Delta Queen Steamboat Company,
Cincinnati, Ohio
Following TWA and in 1979/80, Mr. Mosier served as President and Chief
Operating Officer of the Delta Queen Steamboat Company that operated
two overnight passenger paddle boats on the Mississippi and Ohio
Rivers. At the time of his appointment, the company was owned by Coke
New York, a New York Stock Exchange company. On $15 million in annual
revenues, DQSC was losing roughly $4 million. Coke was anxious to get
the company off its balance sheet in order to focus more attention on
its soft-drink business. After overhauling the marketing (with the
goal of increasing revenues) and focusing on cost reductions in the
operations area, revenues doubled to $30 million. Operating costs were
kept in line, and DQSC generated a pre-tax profit of $1 million – its
first in several years. This permitted a stock spin-off where each
holder of a share of Coke stock received 5 shares of DQSC stock, and
the company was successfully turned around.
Executive Jet Aviation,
Columbus, Ohio
In the early 1980’s, Mr. Mosier served as a consultant to the Board of
Directors and management of Executive Jet Aviation – a company that
specialized in operating a fleet of 24 executive jets for hire by
Fortune 1,000 companies. Dramatically increasing interest rates
(hitting a high of 18%) and a corresponding softness in the economy
combined to take costs out-of-sight while demand for the exclusive
travel service was rapidly declining. The company was highly
leveraged, and its best assets were its name, reputation and
impressive list of Corporate America clients. The company’s gross was
just over $15 million per year and losses were mounting. In this
environment, attempts to increase revenues produced marginal results,
and cost reductions were insignificant in comparison to the
overbearing interest costs. Therefore, the decision was made to sell
the company as the best way to recapitalize the company. A sale was
eventually completed to an investment consortium located in New York.
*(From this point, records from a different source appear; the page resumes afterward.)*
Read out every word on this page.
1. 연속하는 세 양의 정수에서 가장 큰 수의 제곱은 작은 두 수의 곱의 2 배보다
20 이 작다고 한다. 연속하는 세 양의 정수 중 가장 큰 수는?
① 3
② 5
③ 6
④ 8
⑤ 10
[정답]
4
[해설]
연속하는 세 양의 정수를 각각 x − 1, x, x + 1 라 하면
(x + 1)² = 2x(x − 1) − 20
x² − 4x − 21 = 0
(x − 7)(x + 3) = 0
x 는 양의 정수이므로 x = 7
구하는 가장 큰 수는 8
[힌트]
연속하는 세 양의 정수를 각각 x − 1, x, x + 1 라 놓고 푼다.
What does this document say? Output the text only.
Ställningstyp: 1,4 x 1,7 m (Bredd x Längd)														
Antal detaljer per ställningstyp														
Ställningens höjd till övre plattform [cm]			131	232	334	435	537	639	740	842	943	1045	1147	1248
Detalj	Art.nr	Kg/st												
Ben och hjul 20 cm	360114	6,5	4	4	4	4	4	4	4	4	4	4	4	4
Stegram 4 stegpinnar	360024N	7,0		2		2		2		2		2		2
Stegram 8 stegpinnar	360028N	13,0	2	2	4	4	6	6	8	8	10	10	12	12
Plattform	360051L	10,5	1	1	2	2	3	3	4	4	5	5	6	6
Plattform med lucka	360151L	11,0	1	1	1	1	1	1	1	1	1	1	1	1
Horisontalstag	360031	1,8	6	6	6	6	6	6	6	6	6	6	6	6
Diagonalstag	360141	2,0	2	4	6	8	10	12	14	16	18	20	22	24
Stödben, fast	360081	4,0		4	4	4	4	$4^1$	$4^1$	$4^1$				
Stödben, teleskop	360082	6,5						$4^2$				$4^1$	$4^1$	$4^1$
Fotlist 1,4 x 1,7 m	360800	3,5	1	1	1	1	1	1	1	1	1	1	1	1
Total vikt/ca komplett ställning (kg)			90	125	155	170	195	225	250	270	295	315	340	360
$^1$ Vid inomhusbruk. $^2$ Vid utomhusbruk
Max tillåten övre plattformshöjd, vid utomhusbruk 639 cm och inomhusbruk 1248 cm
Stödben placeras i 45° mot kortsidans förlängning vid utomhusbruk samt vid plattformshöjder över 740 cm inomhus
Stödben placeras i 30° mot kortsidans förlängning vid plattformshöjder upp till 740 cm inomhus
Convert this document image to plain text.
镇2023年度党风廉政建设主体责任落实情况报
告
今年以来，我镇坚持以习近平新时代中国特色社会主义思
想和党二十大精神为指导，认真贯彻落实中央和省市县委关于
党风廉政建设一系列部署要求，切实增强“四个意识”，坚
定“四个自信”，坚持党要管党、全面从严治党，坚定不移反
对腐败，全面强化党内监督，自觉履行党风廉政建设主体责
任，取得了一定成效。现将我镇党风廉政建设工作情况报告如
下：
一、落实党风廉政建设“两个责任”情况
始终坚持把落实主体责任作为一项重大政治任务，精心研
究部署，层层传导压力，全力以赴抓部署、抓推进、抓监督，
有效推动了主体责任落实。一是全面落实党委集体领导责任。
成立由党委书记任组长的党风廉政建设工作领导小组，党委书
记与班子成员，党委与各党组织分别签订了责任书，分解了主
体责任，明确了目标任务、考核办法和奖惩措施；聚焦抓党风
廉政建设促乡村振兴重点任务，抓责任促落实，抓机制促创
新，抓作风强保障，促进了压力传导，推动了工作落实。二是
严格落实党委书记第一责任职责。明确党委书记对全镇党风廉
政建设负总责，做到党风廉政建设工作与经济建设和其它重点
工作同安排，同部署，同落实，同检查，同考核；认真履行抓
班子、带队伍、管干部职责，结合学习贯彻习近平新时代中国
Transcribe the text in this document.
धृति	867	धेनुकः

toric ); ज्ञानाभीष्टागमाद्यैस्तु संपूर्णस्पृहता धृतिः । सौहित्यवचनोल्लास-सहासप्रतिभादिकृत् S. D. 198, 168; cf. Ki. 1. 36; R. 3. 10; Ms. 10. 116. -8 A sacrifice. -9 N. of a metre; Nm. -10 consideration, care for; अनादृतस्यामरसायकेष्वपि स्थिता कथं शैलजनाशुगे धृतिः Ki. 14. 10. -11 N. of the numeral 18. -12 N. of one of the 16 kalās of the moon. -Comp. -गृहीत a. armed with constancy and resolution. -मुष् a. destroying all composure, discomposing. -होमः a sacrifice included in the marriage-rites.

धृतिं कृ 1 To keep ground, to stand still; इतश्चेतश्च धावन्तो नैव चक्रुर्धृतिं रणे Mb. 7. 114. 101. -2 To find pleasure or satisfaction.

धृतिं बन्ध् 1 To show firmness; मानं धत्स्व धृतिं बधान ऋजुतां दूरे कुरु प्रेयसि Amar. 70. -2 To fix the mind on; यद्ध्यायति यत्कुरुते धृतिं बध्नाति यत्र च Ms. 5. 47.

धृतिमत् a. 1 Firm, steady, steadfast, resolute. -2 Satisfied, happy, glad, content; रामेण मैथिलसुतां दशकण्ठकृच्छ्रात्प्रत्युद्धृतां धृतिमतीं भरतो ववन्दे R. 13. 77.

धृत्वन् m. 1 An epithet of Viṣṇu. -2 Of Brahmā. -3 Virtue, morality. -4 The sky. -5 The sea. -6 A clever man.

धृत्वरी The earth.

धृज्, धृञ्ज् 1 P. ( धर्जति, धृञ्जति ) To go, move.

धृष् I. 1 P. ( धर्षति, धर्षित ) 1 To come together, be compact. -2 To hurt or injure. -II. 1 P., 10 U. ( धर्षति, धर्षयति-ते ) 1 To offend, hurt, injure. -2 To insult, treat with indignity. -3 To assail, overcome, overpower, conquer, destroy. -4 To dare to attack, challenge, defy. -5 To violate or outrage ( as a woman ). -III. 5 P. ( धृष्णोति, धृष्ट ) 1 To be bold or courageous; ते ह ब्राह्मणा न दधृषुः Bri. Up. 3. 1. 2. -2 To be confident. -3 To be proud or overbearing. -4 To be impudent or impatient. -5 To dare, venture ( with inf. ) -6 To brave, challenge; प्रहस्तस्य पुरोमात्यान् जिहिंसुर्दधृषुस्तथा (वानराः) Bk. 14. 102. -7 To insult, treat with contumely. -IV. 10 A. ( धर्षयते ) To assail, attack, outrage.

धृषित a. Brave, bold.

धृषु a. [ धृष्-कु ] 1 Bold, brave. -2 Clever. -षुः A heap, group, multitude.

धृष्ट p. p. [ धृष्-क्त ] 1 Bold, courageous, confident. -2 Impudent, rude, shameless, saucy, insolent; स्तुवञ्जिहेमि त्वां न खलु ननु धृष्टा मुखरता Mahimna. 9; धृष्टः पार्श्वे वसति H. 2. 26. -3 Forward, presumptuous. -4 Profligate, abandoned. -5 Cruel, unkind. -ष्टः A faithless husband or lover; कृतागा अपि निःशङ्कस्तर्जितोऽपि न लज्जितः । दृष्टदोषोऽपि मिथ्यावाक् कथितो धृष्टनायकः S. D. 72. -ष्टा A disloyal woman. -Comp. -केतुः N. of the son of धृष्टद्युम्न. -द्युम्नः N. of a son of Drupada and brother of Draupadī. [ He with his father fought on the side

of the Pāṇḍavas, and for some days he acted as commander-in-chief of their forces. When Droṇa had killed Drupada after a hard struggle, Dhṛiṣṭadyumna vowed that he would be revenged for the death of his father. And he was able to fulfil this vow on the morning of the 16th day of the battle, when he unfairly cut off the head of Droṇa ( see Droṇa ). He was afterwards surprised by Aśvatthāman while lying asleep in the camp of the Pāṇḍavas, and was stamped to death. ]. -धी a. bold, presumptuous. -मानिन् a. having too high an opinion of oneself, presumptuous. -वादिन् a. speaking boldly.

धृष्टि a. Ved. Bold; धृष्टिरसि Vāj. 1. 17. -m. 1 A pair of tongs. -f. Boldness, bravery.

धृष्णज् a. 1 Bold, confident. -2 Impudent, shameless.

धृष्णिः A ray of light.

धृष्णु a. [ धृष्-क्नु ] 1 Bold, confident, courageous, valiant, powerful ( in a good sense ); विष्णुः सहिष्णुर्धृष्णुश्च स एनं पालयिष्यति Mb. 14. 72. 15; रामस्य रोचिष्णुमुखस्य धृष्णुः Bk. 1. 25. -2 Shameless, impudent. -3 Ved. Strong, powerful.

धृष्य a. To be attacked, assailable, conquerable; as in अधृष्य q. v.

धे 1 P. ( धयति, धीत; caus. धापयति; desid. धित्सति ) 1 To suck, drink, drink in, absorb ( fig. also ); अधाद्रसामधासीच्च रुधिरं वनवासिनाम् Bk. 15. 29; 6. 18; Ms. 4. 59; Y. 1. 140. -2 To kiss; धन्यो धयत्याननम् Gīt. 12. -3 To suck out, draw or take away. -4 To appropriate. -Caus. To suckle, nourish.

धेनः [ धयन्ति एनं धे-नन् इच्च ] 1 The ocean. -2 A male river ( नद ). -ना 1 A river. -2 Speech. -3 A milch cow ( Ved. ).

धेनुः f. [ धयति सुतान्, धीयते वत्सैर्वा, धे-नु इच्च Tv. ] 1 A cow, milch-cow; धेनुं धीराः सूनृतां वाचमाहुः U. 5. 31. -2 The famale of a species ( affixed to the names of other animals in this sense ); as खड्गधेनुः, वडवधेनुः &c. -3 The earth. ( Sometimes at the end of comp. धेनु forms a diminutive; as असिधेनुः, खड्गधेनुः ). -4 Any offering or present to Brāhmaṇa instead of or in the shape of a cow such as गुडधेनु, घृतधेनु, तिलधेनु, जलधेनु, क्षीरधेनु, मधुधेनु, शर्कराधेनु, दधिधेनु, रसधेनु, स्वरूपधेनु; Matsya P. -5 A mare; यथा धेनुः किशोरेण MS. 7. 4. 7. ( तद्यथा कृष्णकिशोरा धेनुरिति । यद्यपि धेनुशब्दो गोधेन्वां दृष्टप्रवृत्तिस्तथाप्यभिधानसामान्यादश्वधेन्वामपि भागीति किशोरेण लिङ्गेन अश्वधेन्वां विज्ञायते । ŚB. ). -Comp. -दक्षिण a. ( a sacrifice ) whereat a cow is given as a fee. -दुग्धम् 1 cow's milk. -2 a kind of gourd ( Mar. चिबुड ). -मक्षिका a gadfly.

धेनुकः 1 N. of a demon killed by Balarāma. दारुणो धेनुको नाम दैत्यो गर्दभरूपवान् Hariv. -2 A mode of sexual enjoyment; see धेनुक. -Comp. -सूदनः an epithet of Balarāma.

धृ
With proper capitalization and a favorable turn in the market,
Executive Jet later pioneered the concept of selling fractional shares
of a jet (fractional ownership). This catapulted the company into the
stratosphere; in 1998, the company was sold to Warren Buffett.
Sumner Trust, Orange
County, Ca
In 1985, retired Superior Court Judge Bruce W. Sumner was appointed
the Trustee for Valencia Bank’s failed Trust Department. His goal was
to attempt to recover approximately $10 million for 65 pension and
profit sharing plans that had invested through the Bank’s trust
department. Sumner hired Mosier to take charge of the administration
of the case, and recover the assets. This involved the sale of
interests in a Christmas tree farm in Oregon, an orchid farm in Hawaii
and numerous real estate interests in Texas and Oklahoma in the
aftermath of the mid 80’s bust in the oil industry. After a two year
effort, the Sumner/Mosier team paid the pension plans 100% of their
original investment plus interest, and covered the cost of operating
the Trust’s recovery effort. Mr. Mosier considers this his first Court
appointment with a noteworthy recovery.